Eight dark tourism sites around the world

A new institute in Britain is to look at the phenomenon of 'dark tourism,' the popularity of sites and attractions that are focused on death, suffering or the macabre. Here, a look at some of the world's most popular dark tourism destinations.

Pere Lachaise Cemetery

Paris's largest cemetery is home to luminaries including Edith Piaf, Oscar Wilde, Frederic Chopin, Molière, Marcel Proust and Jim Morrison, attracting visitors from all over the world.

Ground Zero
New York

Millions of visitors make the pilgrimage to the site where the World Trade Center stood before its destruction on September 11, 2001. The site is now home to the 9/11 Memorial, with a museum set to open later this year.

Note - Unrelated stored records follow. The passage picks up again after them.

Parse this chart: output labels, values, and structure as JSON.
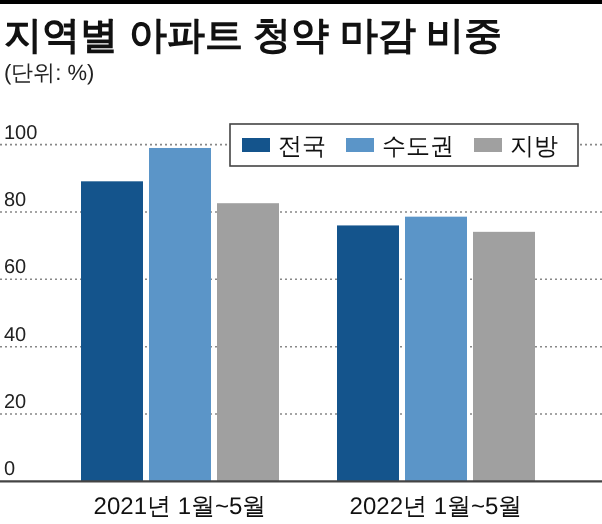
{
  "chart_data": {
    "type": "bar",
    "title": "지역별 아파트 청약 마감 비중",
    "subtitle": "(단위: %)",
    "categories": [
      "2021년 1월~5월",
      "2022년 1월~5월"
    ],
    "series": [
      {
        "name": "전국",
        "color": "#14548c",
        "values": [
          89.1,
          76.0
        ]
      },
      {
        "name": "수도권",
        "color": "#5b95c8",
        "values": [
          99.0,
          78.6
        ]
      },
      {
        "name": "지방",
        "color": "#a0a0a0",
        "values": [
          82.6,
          74.1
        ]
      }
    ],
    "ylim": [
      0,
      100
    ],
    "yticks": [
      0,
      20,
      40,
      60,
      80,
      100
    ],
    "grid": "y",
    "legend": "top right"
  }
}
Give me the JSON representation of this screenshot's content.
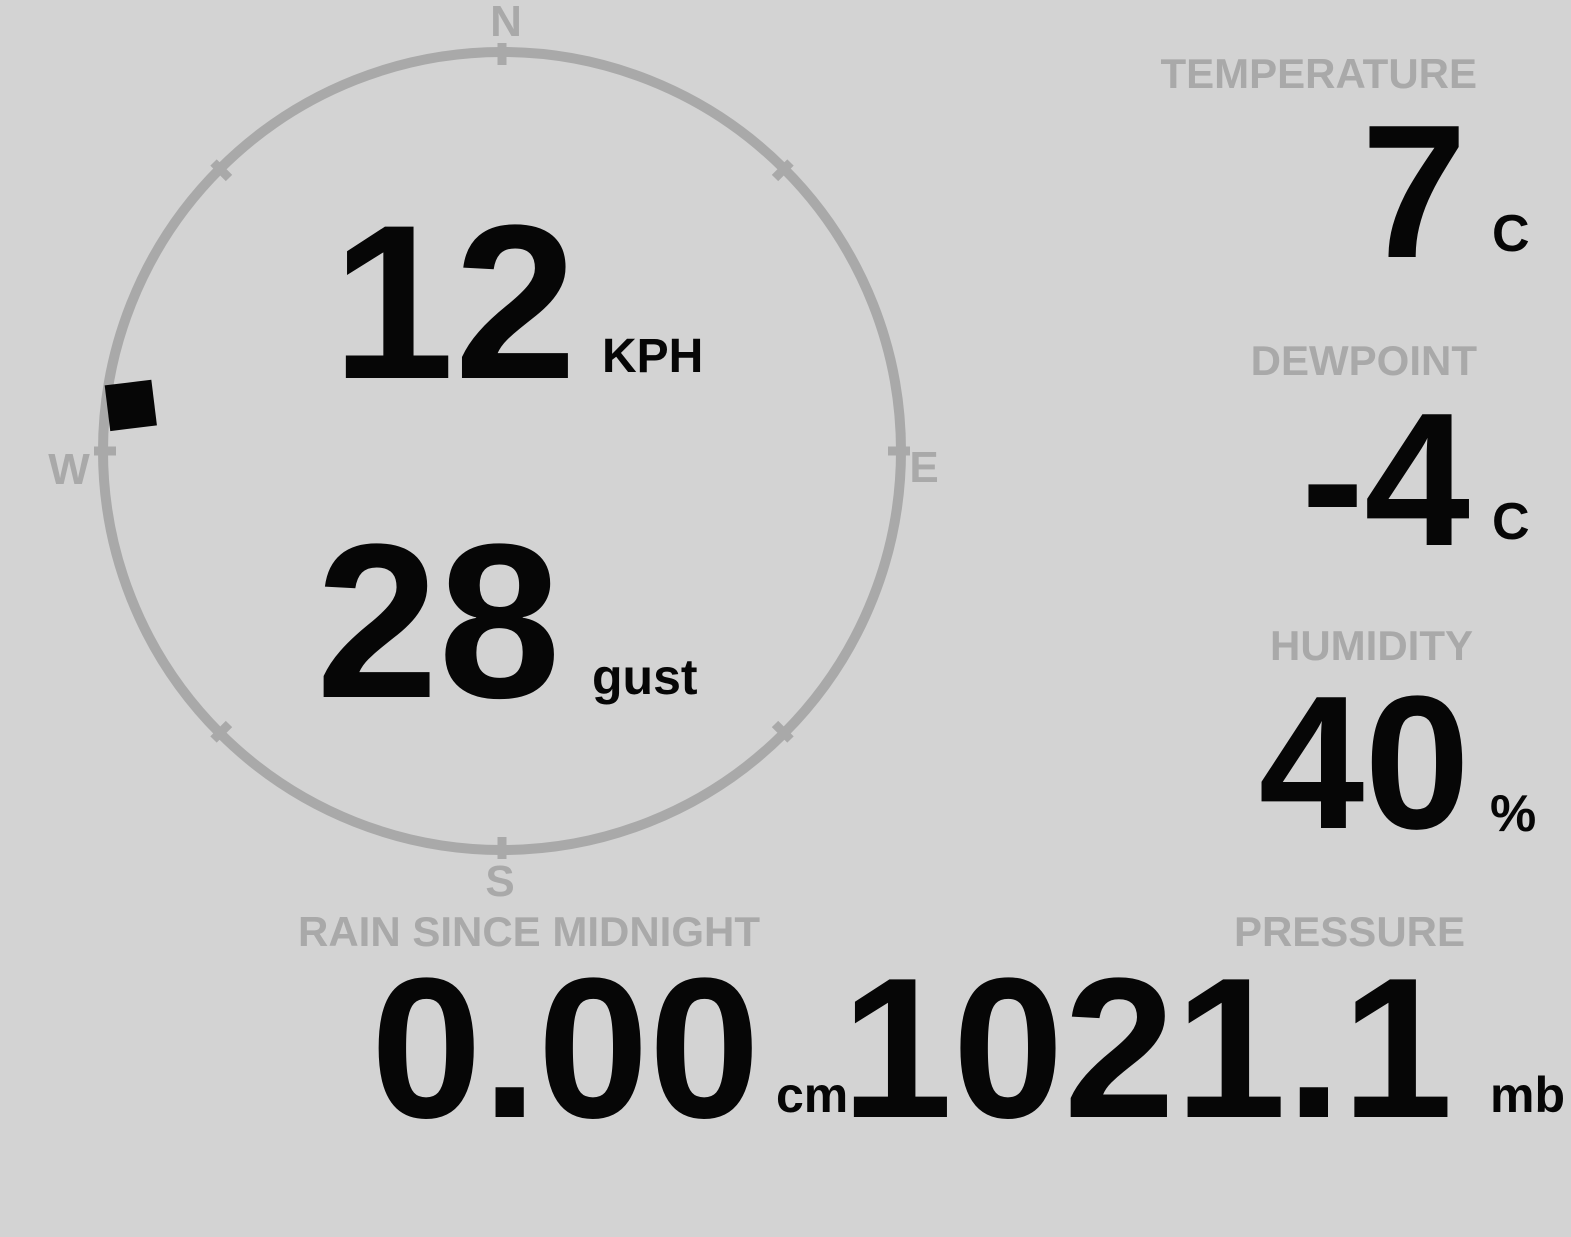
{
  "colors": {
    "background": "#d3d3d3",
    "muted_gray": "#a9a9a9",
    "value_black": "#060606"
  },
  "compass": {
    "north": "N",
    "east": "E",
    "south": "S",
    "west": "W"
  },
  "wind": {
    "speed": "12",
    "speed_unit": "KPH",
    "gust": "28",
    "gust_unit": "gust",
    "direction_deg": "277"
  },
  "temperature": {
    "label": "TEMPERATURE",
    "value": "7",
    "unit": "C"
  },
  "dewpoint": {
    "label": "DEWPOINT",
    "value": "-4",
    "unit": "C"
  },
  "humidity": {
    "label": "HUMIDITY",
    "value": "40",
    "unit": "%"
  },
  "rain": {
    "label": "RAIN SINCE MIDNIGHT",
    "value": "0.00",
    "unit": "cm"
  },
  "pressure": {
    "label": "PRESSURE",
    "value": "1021.1",
    "unit": "mb"
  }
}
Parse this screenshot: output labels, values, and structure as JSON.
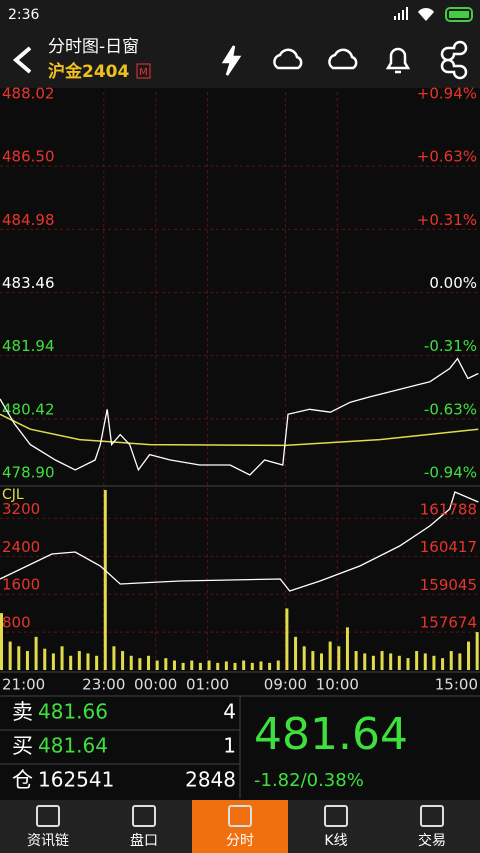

World War One Battlefields
Ypres, Belgium

The area around Ypres saw some of the fiercest fighting of WWI. The town is now home to the Menin Gate, commemorating soldiers who have no grave, and the In Flanders Fields Museum -- thousands visit every year.

Oswiecim, Poland

The remaining parts of this World War Two concentration camp are preserved in memory of the 1.1 million people who died here. It's now a major tourist attraction, with visitors from around the world, with a museum, guided tours and the largest art collection of its kind in the world.

Old Melbourne Gaol
Melbourne, Australia

Old Melbourne Gaol is one of Melbourne's most popular tourist attractions thanks to its dark past -- it was the place of execution for 135 prisoners, including Ned Kelly.

Titanic Museum
Belfast, Ireland

Opened this year to coincide with the centenary of the Titanic disaster, the Titanic Belfast Museum is located on the slipways where RMS Titanic was built and tells the story from her construction to her end, at the bottom of the Atlantic Ocean.

Choeung Ek
Phnom Penh, Cambodia

The best known of Cambodia's 'Killing Fields,' Choeung Ek stands as a grisly reminder of the horrors inflicted by the Khmer Rouge, bones and teeth still littered across the site.

Hiroshima Peace Museum
Hiroshima, Japan

Over one million people every year visit the Hiroshima Peace Memorial Museum, which displays the belongings of those killed by the atomic bomb dropped there in 1945. It's divided into sections telling the story of Hiroshima until the bomb, and the damage inflicted by it.